八斗透露了一点儿情况。燕玲顿时就明白了。
她问:“要我去斡旋吗?”她用词很讲究,很有点外交色彩。
八斗为难,“别说了”。又矛盾地问:“要不侧面敲敲呢?”再说:“算了,免得她炸毛。”
燕玲回:“她跟我炸不着,头些天还好好的。没事儿,我知道分寸,你别管了,有消息随时告诉你。”
日夜轮转,燕玲那边迟迟没消息。八斗觉得这次他又失算了。张燕玲跟冯一笑沾亲,她总不会因此站在他这个外人这边。八斗在固安住了几天。三元回来了一趟,见八斗在,还以为他来看妈,没多问。八斗不让兰芝跟三元说实情。
等到第四天,冯一笑还是一个消息没来,八斗有些慌。兰芝看出儿子的跳宕,道:“礼拜六,我陪你回去。”八斗嚷:“不用。”
兰芝说:“你不给人修个台阶,人怎么下来?”
八斗深深叹气。兰芝拍他后背,说:“打起精神来!三条腿的蛤蟆稀罕,两条腿的女人不稀罕!”

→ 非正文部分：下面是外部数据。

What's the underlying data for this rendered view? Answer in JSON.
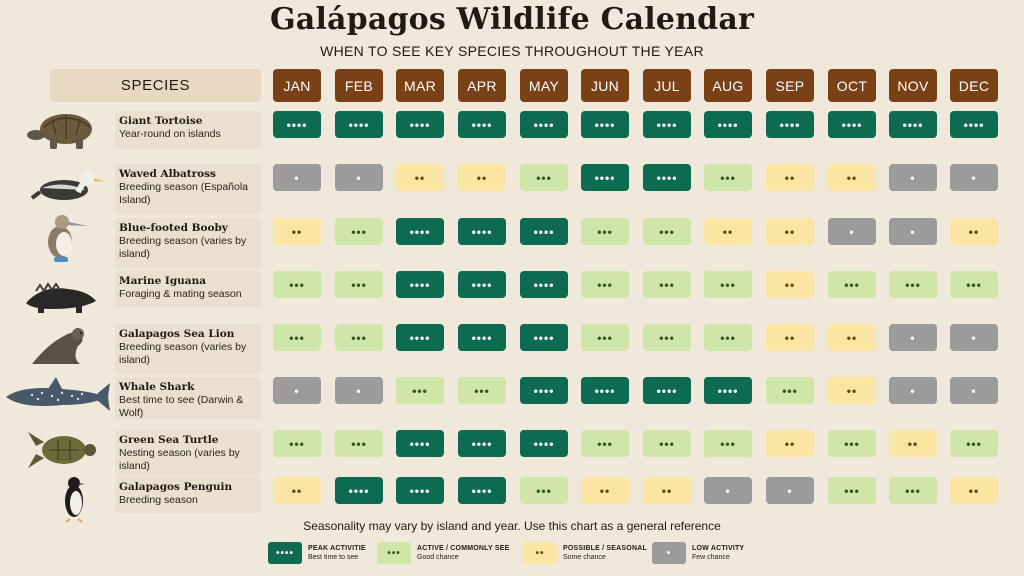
{
  "title": "Galápagos Wildlife Calendar",
  "subtitle": "WHEN TO SEE KEY SPECIES THROUGHOUT THE YEAR",
  "species_header": "SPECIES",
  "footnote": "Seasonality may vary by island and year. Use this chart as a general reference",
  "chart_data": {
    "type": "heatmap",
    "title": "Galápagos Wildlife Calendar",
    "subtitle": "WHEN TO SEE KEY SPECIES THROUGHOUT THE YEAR",
    "months": [
      "JAN",
      "FEB",
      "MAR",
      "APR",
      "MAY",
      "JUN",
      "JUL",
      "AUG",
      "SEP",
      "OCT",
      "NOV",
      "DEC"
    ],
    "levels": {
      "peak": {
        "symbol": "••••",
        "color": "#0c6b50"
      },
      "active": {
        "symbol": "•••",
        "color": "#cfe6a8"
      },
      "possible": {
        "symbol": "••",
        "color": "#fbe5a3"
      },
      "low": {
        "symbol": "•",
        "color": "#9b9b9b"
      }
    },
    "species": [
      {
        "name": "Giant Tortoise",
        "note": "Year-round on islands",
        "icon": "tortoise-icon",
        "values": [
          "peak",
          "peak",
          "peak",
          "peak",
          "peak",
          "peak",
          "peak",
          "peak",
          "peak",
          "peak",
          "peak",
          "peak"
        ]
      },
      {
        "name": "Waved Albatross",
        "note": "Breeding season (Española Island)",
        "icon": "albatross-icon",
        "values": [
          "low",
          "low",
          "possible",
          "possible",
          "active",
          "peak",
          "peak",
          "active",
          "possible",
          "possible",
          "low",
          "low"
        ]
      },
      {
        "name": "Blue-footed Booby",
        "note": "Breeding season (varies by island)",
        "icon": "booby-icon",
        "values": [
          "possible",
          "active",
          "peak",
          "peak",
          "peak",
          "active",
          "active",
          "possible",
          "possible",
          "low",
          "low",
          "possible"
        ]
      },
      {
        "name": "Marine Iguana",
        "note": "Foraging & mating season",
        "icon": "iguana-icon",
        "values": [
          "active",
          "active",
          "peak",
          "peak",
          "peak",
          "active",
          "active",
          "active",
          "possible",
          "active",
          "active",
          "active"
        ]
      },
      {
        "name": "Galapagos Sea Lion",
        "note": "Breeding season (varies by island)",
        "icon": "sea-lion-icon",
        "values": [
          "active",
          "active",
          "peak",
          "peak",
          "peak",
          "active",
          "active",
          "active",
          "possible",
          "possible",
          "low",
          "low"
        ]
      },
      {
        "name": "Whale Shark",
        "note": "Best time to see (Darwin & Wolf)",
        "icon": "whale-shark-icon",
        "values": [
          "low",
          "low",
          "active",
          "active",
          "peak",
          "peak",
          "peak",
          "peak",
          "active",
          "possible",
          "low",
          "low"
        ]
      },
      {
        "name": "Green Sea Turtle",
        "note": "Nesting season (varies by island)",
        "icon": "sea-turtle-icon",
        "values": [
          "active",
          "active",
          "peak",
          "peak",
          "peak",
          "active",
          "active",
          "active",
          "possible",
          "active",
          "possible",
          "active"
        ]
      },
      {
        "name": "Galapagos Penguin",
        "note": "Breeding season",
        "icon": "penguin-icon",
        "values": [
          "possible",
          "peak",
          "peak",
          "peak",
          "active",
          "possible",
          "possible",
          "low",
          "low",
          "active",
          "active",
          "possible"
        ]
      }
    ]
  },
  "legend": [
    {
      "level": "peak",
      "title": "PEAK ACTIVITIE",
      "sub": "Best time to see"
    },
    {
      "level": "active",
      "title": "ACTIVE / COMMONLY SEE",
      "sub": "Good chance"
    },
    {
      "level": "possible",
      "title": "POSSIBLE / SEASONAL",
      "sub": "Some chance"
    },
    {
      "level": "low",
      "title": "LOW ACTIVITY",
      "sub": "Few chance"
    }
  ]
}
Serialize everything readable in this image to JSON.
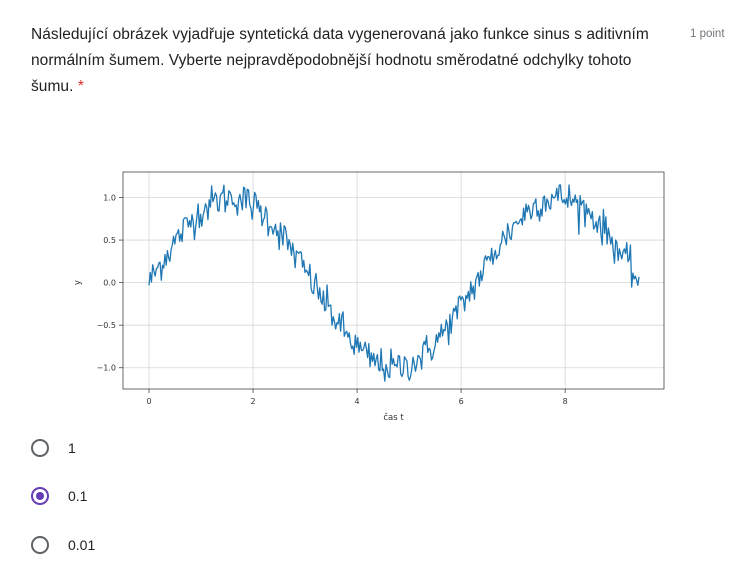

当然兰芝也不赞成八斗离婚,这话她也跟八斗明说过。倒不是觉得一笑多好,而是认为离婚再找太麻烦。而且姜兰芝打心眼儿里觉得,八斗要不跟一笑生个孩子,这婚就等于白结。入宝山空手归,亏得姥姥都不认得!只是,当兰芝主动向一笑“赔礼道歉”,八斗又觉得老妈这姿态未免忒低,他在客厅都有点儿坐不住。
卧室门没关严,婆媳的谈话时不时能透出来。
飘飘渺渺地。
姜兰芝的态度很明确,就是八斗不对。她跟一笑说:“你别跟他计较。他就是犯浑!是吧,这不是咱老家,这里是首都北京!你要能出去多挣,我举双手赞成。”话锋一转,“不过八斗也是为你担心,你身体底子本来就薄,别再给折腾完了,你舌苔伸出来我看看。”
兰芝突然下令,一笑来不及抗拒,下意识吐了一下舌头。兰芝沉吟,脸跟揉皱了的纸似的说:“笑,你也是搞这行的,比我懂,你看那舌头根都脱苔了。脾虚!阴虚!知道吗?不能受累,再一个,饮食也要特别注意!”
一笑悚然,她拿起桌子上的小方镜子对着照。兰芝没撒谎,她的舌根上的确有一块斑驳。
一笑道:“妈,我的身体我知道。”
兰芝否决,“你不知道,你知道了也注意不到,”笑着,“放心,八斗的工作我去做,但有一条,你要是不顾自己的身体,我第一个反对。”
“肯定悠着点儿。”小冯也有点不好意思了。
吃软不吃硬的主儿。
兰芝挑破了,说:“你别觉得八斗是在催你生孩子,我就跟他说,别皇帝不急太监急。孩子生不生,什么时候生,笑笑说了算。”
一笑投桃报李地道:“妈,这事儿一直都在日程上,就没下来过。只是缘分、运气还没到。”
姜兰芝上前半步,说:“笑笑,我有个建议不知当讲不当讲。”这话是她从电视剧里学的。突然跑出来,还颇有点格格不入的喜感。
一笑微哂,说该讲就讲,不见外。
兰芝这才道:“我就觉着,你创业,我能给你当个生活助理,你的吃穿用度,我都给你管着,肯定是高规格高待遇,但有一条,你得给我开工资。”
此言一出,一笑没有应答。八斗搁外头听着,也觉得老妈这建议实在是天方夜谭。婆婆给儿媳妇当助理?还生活助理?别说根本就磨不到一块儿,而且伦理上有点倒置。八斗不舒服,他觉得他妈这姿态低得有点没自尊了。
龚八斗忍不住往屋里走,推开门。兰芝正好逮住他,道:“跟笑笑道歉!”
比玉皇大帝的圣旨还具强迫性。
八斗脸上挂不住,但还是照做。走上前,说老婆,对不起。兰芝对一笑说“就这么定了,这个家以后你说了算。”
冯一笑不接这高帽子,“妈,不是这意思,我的事我说了算,大家的事肯定大家商量着来”。
兰芝笑说:“反正,咱家也就等于是一个公司,你是董事长,八斗是总经理,我是董事长助理。”
一笑和八斗对看一眼,如坐针毡,都不自在。